Roar of Sky – Beth Cato

Hide me! Now, now, now!” Ingrid whispered, her gaze on the man across the street. She scarcely had the chance to ready herself for the jolt as Cy rolled her wheelchair off the cement walkway and onto the hard mud of a small park. The seat bucked as the wheels thudded over dozens of small roots that spiraled out from the trunk of the wide banyan tree. Once she was hidden, he lifted the chair briefly to turn it around. The metal frame squawked in protest. She slowly leaned forward to peer across the macadamized street. Ingrid understood quite well that her visit to the Hawaiian Vassal States included the risk of potential capture and abuse by Unified Pacific soldiers, an immediate death in the event of an earthquake, or that her now near-constant pain might actually trigger a seismic event, possibly resulting in volcanic eruptions and tsunamis. And so, of course, she had encouraged Cy to escort her to one of the most dangerous places for her to visit in Honolulu: the local geomancers’ auxiliary. The Hawaiian Isles Auxiliary looked far different from the other auxiliaries she had known. With its white paint and three tiers of ornately styled porches, the building resembled a magnificently frosted square cake. Everything about it stood as testament to the wealth created by a consistent harvest of earth energy. The consequences of that constant flow had almost given her away just now. “There,” she said in a breath. A short man in a suit sat on a landing along the exterior stairs leading down from the second floor. A young man squatted beside him and fastened lengths of metal to his legs.

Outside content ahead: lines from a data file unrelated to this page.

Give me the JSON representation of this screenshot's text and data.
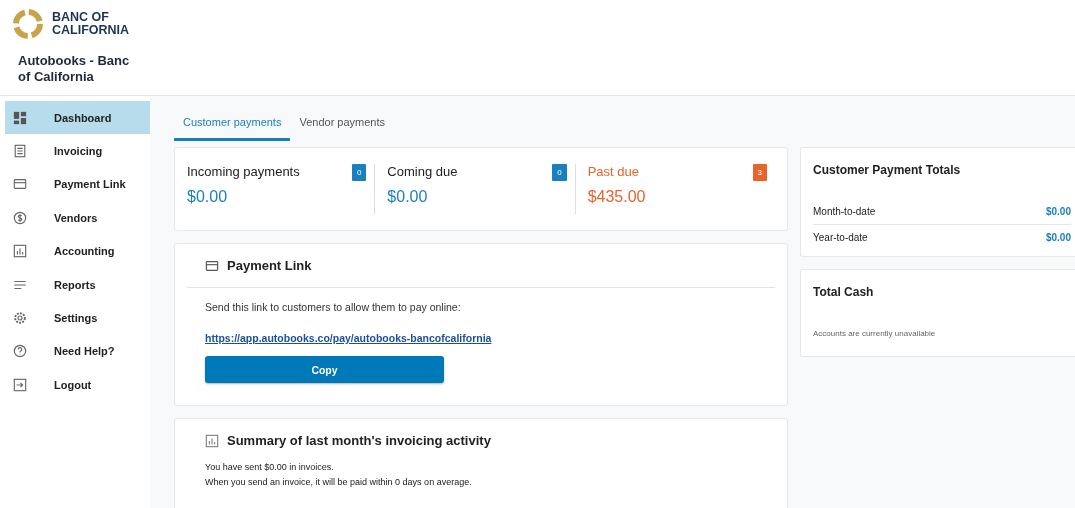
{
  "brand": {
    "logo_text": "BANC OF CALIFORNIA",
    "org_name": "Autobooks - Banc of California"
  },
  "sidebar": {
    "items": [
      {
        "label": "Dashboard",
        "selected": true
      },
      {
        "label": "Invoicing",
        "selected": false
      },
      {
        "label": "Payment Link",
        "selected": false
      },
      {
        "label": "Vendors",
        "selected": false
      },
      {
        "label": "Accounting",
        "selected": false
      },
      {
        "label": "Reports",
        "selected": false
      },
      {
        "label": "Settings",
        "selected": false
      },
      {
        "label": "Need Help?",
        "selected": false
      },
      {
        "label": "Logout",
        "selected": false
      }
    ]
  },
  "tabs": [
    {
      "label": "Customer payments",
      "selected": true
    },
    {
      "label": "Vendor payments",
      "selected": false
    }
  ],
  "stats": [
    {
      "title": "Incoming payments",
      "count": "0",
      "amount": "$0.00",
      "color": "#1a7fbf"
    },
    {
      "title": "Coming due",
      "count": "0",
      "amount": "$0.00",
      "color": "#1a7fbf"
    },
    {
      "title": "Past due",
      "count": "3",
      "amount": "$435.00",
      "color": "#e8642c"
    }
  ],
  "payment_link": {
    "title": "Payment Link",
    "text": "Send this link to customers to allow them to pay online:",
    "link": "https://app.autobooks.co/pay/autobooks-bancofcalifornia",
    "button": "Copy"
  },
  "summary": {
    "title": "Summary of last month's invoicing activity",
    "lines": [
      "You have sent $0.00 in invoices.",
      "When you send an invoice, it will be paid within 0 days on average."
    ]
  },
  "totals": {
    "title": "Customer Payment Totals",
    "rows": [
      {
        "label": "Month-to-date",
        "value": "$0.00"
      },
      {
        "label": "Year-to-date",
        "value": "$0.00"
      }
    ]
  },
  "total_cash": {
    "title": "Total Cash",
    "note": "Accounts are currently unavailable"
  }
}
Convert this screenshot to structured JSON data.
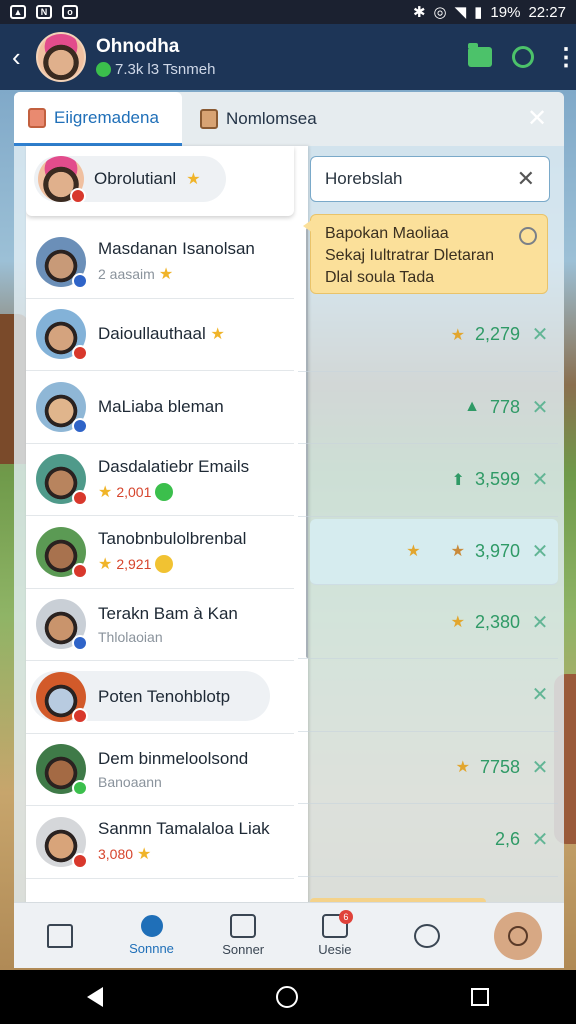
{
  "status_bar": {
    "icons": [
      "image-icon",
      "n-icon",
      "chat-icon"
    ],
    "battery": "19%",
    "time": "22:27"
  },
  "header": {
    "title": "Ohnodha",
    "subtitle_count": "7.3k",
    "subtitle_text": "l3 Tsnmeh"
  },
  "tabs": [
    {
      "label": "Eiigremadena"
    },
    {
      "label": "Nomlomsea"
    }
  ],
  "top_chip": {
    "label": "Obrolutianl"
  },
  "rows": [
    {
      "name": "Masdanan Isanolsan",
      "sub": "2 aasaim",
      "sub_icon": "star",
      "avatar": "#6b8fb8",
      "badge": "#2f64c8",
      "skin": "#c89a78"
    },
    {
      "name": "Daioullauthaal",
      "sub": "",
      "sub_icon": "",
      "name_icon": "star",
      "avatar": "#83b2d8",
      "badge": "#d8382c",
      "skin": "#d4a37e"
    },
    {
      "name": "MaLiaba bleman",
      "sub": "",
      "sub_icon": "",
      "avatar": "#8fb7d6",
      "badge": "#2f64c8",
      "skin": "#e0b58c"
    },
    {
      "name": "Dasdalatiebr Emails",
      "sub": "2,001",
      "sub_icon": "coin-green",
      "sub_star": true,
      "sub_red": true,
      "avatar": "#4f9a8a",
      "badge": "#d8382c",
      "skin": "#b8845e"
    },
    {
      "name": "Tanobnbulolbrenbal",
      "sub": "2,921",
      "sub_icon": "coin",
      "sub_star": true,
      "sub_red": true,
      "avatar": "#5b9a54",
      "badge": "#d8382c",
      "skin": "#a8724e"
    },
    {
      "name": "Terakn Bam à Kan",
      "sub": "Thlolaoian",
      "sub_icon": "",
      "avatar": "#c9cfd6",
      "badge": "#2f64c8",
      "skin": "#c9946c"
    },
    {
      "name": "Poten Tenohblotp",
      "sub": "",
      "sub_icon": "",
      "pill": true,
      "avatar": "#d25a2a",
      "badge": "#d8382c",
      "skin": "#b8cbe0"
    },
    {
      "name": "Dem binmeloolsond",
      "sub": "Banoaann",
      "sub_icon": "",
      "avatar": "#3f7a48",
      "badge": "#3bbf4c",
      "skin": "#a46a44"
    },
    {
      "name": "Sanmn Tamalaloa Liak",
      "sub": "3,080",
      "sub_icon": "star",
      "sub_red": true,
      "avatar": "#d5d7da",
      "badge": "#d8382c",
      "skin": "#d8a47a"
    }
  ],
  "search": {
    "value": "Horebslah"
  },
  "tooltip": {
    "line1": "Bapokan Maoliaa",
    "line2": "Sekaj Iultratrar Dletaran",
    "line3": "Dlal soula Tada"
  },
  "scores": [
    {
      "icon": "star",
      "value": "2,279",
      "color": "gold"
    },
    {
      "icon": "person",
      "value": "778",
      "color": "green"
    },
    {
      "icon": "arrow",
      "value": "3,599",
      "color": "green"
    },
    {
      "icon": "star",
      "value": "3,970",
      "color": "brown",
      "highlight": true
    },
    {
      "icon": "star",
      "value": "2,380",
      "color": "gold"
    },
    {
      "icon": "",
      "value": "",
      "color": ""
    },
    {
      "icon": "star",
      "value": "7758",
      "color": "gold"
    },
    {
      "icon": "",
      "value": "2,6",
      "color": "green"
    }
  ],
  "bottom_nav": [
    {
      "label": "",
      "icon": "home-icon"
    },
    {
      "label": "Sonnne",
      "icon": "search-icon",
      "active": true
    },
    {
      "label": "Sonner",
      "icon": "stamp-icon"
    },
    {
      "label": "Uesie",
      "icon": "people-icon",
      "badge": "6"
    },
    {
      "label": "",
      "icon": "at-icon"
    },
    {
      "label": "",
      "icon": "profile-icon"
    }
  ]
}
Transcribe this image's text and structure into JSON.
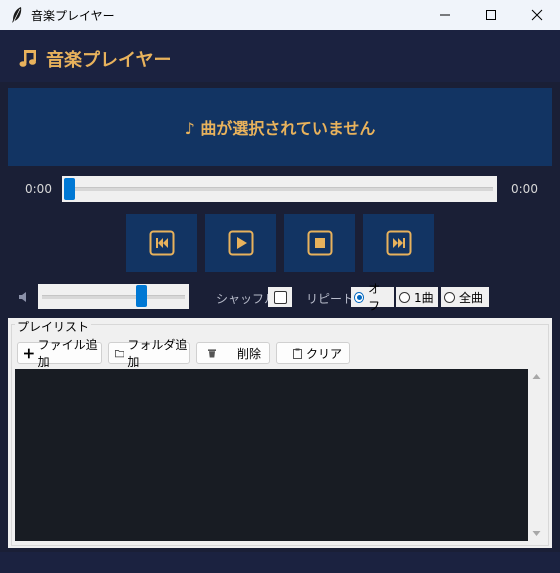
{
  "window": {
    "title": "音楽プレイヤー"
  },
  "header": {
    "title": "音楽プレイヤー"
  },
  "now_playing": {
    "text": "♪ 曲が選択されていません"
  },
  "seek": {
    "current_time": "0:00",
    "total_time": "0:00",
    "position": 0.0
  },
  "controls": {
    "prev_icon": "skip-previous-icon",
    "play_icon": "play-icon",
    "stop_icon": "stop-icon",
    "next_icon": "skip-next-icon"
  },
  "volume": {
    "icon": "speaker-icon",
    "level": 0.7
  },
  "shuffle": {
    "label": "シャッフル:",
    "checked": false
  },
  "repeat": {
    "label": "リピート:",
    "options": [
      "オフ",
      "1曲",
      "全曲"
    ],
    "selected": "オフ"
  },
  "playlist": {
    "legend": "プレイリスト",
    "buttons": {
      "add_file": "ファイル追加",
      "add_folder": "フォルダ追加",
      "delete": "削除",
      "clear": "クリア"
    },
    "items": []
  },
  "colors": {
    "accent": "#e8b25c",
    "panel": "#123463",
    "background": "#1a1f36",
    "selection": "#0078d4"
  }
}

Ingrid ducked behind the tree again as the seated man glanced up. Her heart threatened to gallop away in terror. “Who is that?” Cy asked. “Warden Hatsumi. He can see auras.” As a child, Ingrid had been trained to recognize him by his photograph in case he ever made a surprise visit to San Francisco. She didn’t dare linger around a man who could possibly observe her ability to hold energy—a skill no woman was supposed to possess. “What?” The word sounded strangled. “You didn’t mention there was anyone here who—” “He often travels around the islands doing contract work for the Unified Pacific, but I had hoped he might have been sent to the mainland or even Vesuvius. This is a hard place for a geomancer to live.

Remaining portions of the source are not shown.